Colgate University broke ground Friday, Sept. 30, to celebrate the start of construction on the Benton Center for Creativity and Innovation, an anchor of the new Middle Campus, made possible through a $25 million gift from Daniel C. Benton ’80, H’10, P’10.
Trustees, faculty, staff, and administrators gathered together on Whitnall Field to hear from President Brian W. Casey, Provost and Dean of the Faculty Lesleigh Cushing, Board of Trustees Chair Michael Herling ’79, P’08,’09,’12, and Benton himself before crossing Lally Lane to the center’s future home for the ceremony.
“Today, we break ground on a building that will allow our students to interweave knowledge from the humanities and the arts, the natural sciences and social science,” said Cushing.
For Cushing and colleagues across campus, Benton Center is the answer to a puzzle, repeatedly placed before the Colgate community through the decades — most recently after a faculty review of arts programming and facilities in 2016: How should Colgate seize a leadership role in thinking about the arts?
Furthermore, they asked, “What would it mean for us to stop thinking about needing a performance space and begin thinking about all of the creative processes that come together to result in a performance?”
Benton, a long-time supporter of the University’s most ambitious initiatives, is known for a love of puzzles, and he joined in wrestling with the questions. “You can always tell when Dan is interested in something,” said President Brian W. Casey. “There is a level of discernment and curiosity. He wants to break things down and test propositions. He goes from perception and curiosity to elegance, bravery, and boldness.

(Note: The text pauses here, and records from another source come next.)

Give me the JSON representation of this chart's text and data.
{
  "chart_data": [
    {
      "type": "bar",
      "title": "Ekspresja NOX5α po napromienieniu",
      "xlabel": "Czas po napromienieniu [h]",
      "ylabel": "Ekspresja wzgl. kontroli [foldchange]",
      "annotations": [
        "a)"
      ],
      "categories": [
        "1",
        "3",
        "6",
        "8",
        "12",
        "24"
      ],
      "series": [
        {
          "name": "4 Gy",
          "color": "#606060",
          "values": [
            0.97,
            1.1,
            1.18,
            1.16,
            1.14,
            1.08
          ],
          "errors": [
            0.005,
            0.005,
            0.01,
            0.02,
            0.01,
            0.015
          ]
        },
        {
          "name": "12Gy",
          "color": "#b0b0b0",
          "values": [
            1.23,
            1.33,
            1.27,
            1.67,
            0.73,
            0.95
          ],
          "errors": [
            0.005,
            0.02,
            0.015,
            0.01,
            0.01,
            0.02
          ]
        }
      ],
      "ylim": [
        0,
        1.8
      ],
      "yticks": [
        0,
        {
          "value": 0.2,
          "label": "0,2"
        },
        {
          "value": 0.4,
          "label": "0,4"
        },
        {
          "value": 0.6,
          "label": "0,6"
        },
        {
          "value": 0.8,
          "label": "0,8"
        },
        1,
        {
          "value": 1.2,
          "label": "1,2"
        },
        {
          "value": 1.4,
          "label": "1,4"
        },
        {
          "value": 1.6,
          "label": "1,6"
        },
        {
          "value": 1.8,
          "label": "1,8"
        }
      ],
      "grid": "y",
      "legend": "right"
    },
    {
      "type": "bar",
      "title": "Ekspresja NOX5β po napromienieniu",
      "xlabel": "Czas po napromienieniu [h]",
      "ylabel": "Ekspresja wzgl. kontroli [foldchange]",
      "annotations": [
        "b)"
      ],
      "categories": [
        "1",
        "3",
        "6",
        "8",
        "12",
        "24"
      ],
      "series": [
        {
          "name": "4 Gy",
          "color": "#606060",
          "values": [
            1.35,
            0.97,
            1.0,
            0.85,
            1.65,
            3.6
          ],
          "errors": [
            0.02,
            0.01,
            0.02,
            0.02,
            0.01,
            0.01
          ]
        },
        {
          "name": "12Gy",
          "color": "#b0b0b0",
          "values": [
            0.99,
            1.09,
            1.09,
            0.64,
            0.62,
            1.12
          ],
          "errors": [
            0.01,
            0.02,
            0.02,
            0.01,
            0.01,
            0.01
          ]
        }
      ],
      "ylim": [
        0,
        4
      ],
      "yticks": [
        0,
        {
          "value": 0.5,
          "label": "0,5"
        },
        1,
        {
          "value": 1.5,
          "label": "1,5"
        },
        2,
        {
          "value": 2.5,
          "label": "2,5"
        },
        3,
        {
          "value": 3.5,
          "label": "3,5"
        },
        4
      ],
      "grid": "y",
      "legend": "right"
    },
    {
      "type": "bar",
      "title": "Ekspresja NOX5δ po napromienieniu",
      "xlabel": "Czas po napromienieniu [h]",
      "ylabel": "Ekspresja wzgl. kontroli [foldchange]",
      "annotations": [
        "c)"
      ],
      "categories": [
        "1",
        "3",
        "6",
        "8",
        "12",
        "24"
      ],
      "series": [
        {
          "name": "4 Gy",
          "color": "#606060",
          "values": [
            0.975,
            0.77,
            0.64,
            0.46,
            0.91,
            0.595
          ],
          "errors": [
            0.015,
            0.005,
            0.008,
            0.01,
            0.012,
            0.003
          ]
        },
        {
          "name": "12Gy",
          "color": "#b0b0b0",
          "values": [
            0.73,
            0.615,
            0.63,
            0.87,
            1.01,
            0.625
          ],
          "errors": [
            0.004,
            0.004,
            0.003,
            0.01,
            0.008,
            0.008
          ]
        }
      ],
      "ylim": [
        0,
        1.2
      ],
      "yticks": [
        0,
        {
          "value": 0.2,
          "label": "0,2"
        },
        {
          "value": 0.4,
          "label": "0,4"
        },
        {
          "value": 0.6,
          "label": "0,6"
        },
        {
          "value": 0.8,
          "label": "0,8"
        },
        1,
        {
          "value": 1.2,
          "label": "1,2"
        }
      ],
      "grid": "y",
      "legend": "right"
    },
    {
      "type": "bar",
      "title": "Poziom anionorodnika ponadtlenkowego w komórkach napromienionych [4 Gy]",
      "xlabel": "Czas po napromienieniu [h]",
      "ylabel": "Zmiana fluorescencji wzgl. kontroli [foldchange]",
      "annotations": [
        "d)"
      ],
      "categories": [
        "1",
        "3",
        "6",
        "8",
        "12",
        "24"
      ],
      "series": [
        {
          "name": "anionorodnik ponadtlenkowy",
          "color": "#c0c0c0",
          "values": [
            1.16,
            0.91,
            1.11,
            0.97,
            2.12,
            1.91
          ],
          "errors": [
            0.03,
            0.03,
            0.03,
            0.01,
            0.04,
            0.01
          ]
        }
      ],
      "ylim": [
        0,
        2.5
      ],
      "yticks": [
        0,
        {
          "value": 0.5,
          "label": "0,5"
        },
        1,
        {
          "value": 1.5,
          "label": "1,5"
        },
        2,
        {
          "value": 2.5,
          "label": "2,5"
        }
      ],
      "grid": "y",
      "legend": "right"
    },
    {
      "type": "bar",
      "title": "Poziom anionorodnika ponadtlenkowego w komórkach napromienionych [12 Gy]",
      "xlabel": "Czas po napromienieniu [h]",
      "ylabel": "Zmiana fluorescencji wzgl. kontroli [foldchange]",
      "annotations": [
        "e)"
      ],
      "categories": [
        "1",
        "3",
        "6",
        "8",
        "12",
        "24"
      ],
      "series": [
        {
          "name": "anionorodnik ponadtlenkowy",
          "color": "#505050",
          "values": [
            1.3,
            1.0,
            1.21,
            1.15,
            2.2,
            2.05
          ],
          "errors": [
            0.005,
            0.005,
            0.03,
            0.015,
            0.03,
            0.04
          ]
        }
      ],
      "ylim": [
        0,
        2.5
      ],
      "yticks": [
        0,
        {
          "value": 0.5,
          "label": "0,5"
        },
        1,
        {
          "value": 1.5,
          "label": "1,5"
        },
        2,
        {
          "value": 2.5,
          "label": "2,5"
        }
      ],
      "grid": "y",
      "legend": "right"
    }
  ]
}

All of a sudden he says, ‘Yes, that’s an elegant idea.’”
In 2019, after substantial work carried out through campus governance structures, the University launched its Third-Century Plan, which included the promise of a new and intentional vision for Middle Campus — including a seat for creativity and innovation. The puzzle pieces fit together here, with the elegance Benton desired, in the space between James C. Colgate Hall and the Dana Arts Center. In accordance with the Plan, a new quadrangle will arise, with the Benton Center as its first new facility.
The Benton Center acknowledges the reality that arts and technology are, in Cushing’s words, “increasingly collaborative and multimodal.” The integration of disciplines within the center, she said, “will allow students to develop fluency in the newest phenomena as well as to develop, through our media archeology lab, familiarity with the precursors of current technologies.”
Cushing thanked Benton for more than his philanthropy, which advances the University’s $1 billion Campaign for the Third Century, launched last April. “This project has benefited enormously not just from your financial support but from your engaged partnership and helpful feedback as we move from idea to reality,” she said. “It has been a joy to work with you.”
Benton offered his own gratitude to Casey, Cushing, administrators, and the architects who have provided the designs, “for a building that will invigorate the Middle Campus,” he said. “A Colgate education provides exposure to a wealth of ideas and experiences. Critical thinking, awareness, and curiosity flourish here. The undercurrent of a liberal arts education is multidisciplinary and cross-disciplinary, and that’s what Middle Campus is about.”
Work begins immediately to address the Benton Center’s infrastructure needs. Plans call for contractors to pour its foundations this spring and doors to open in time for the fall 2024 semester.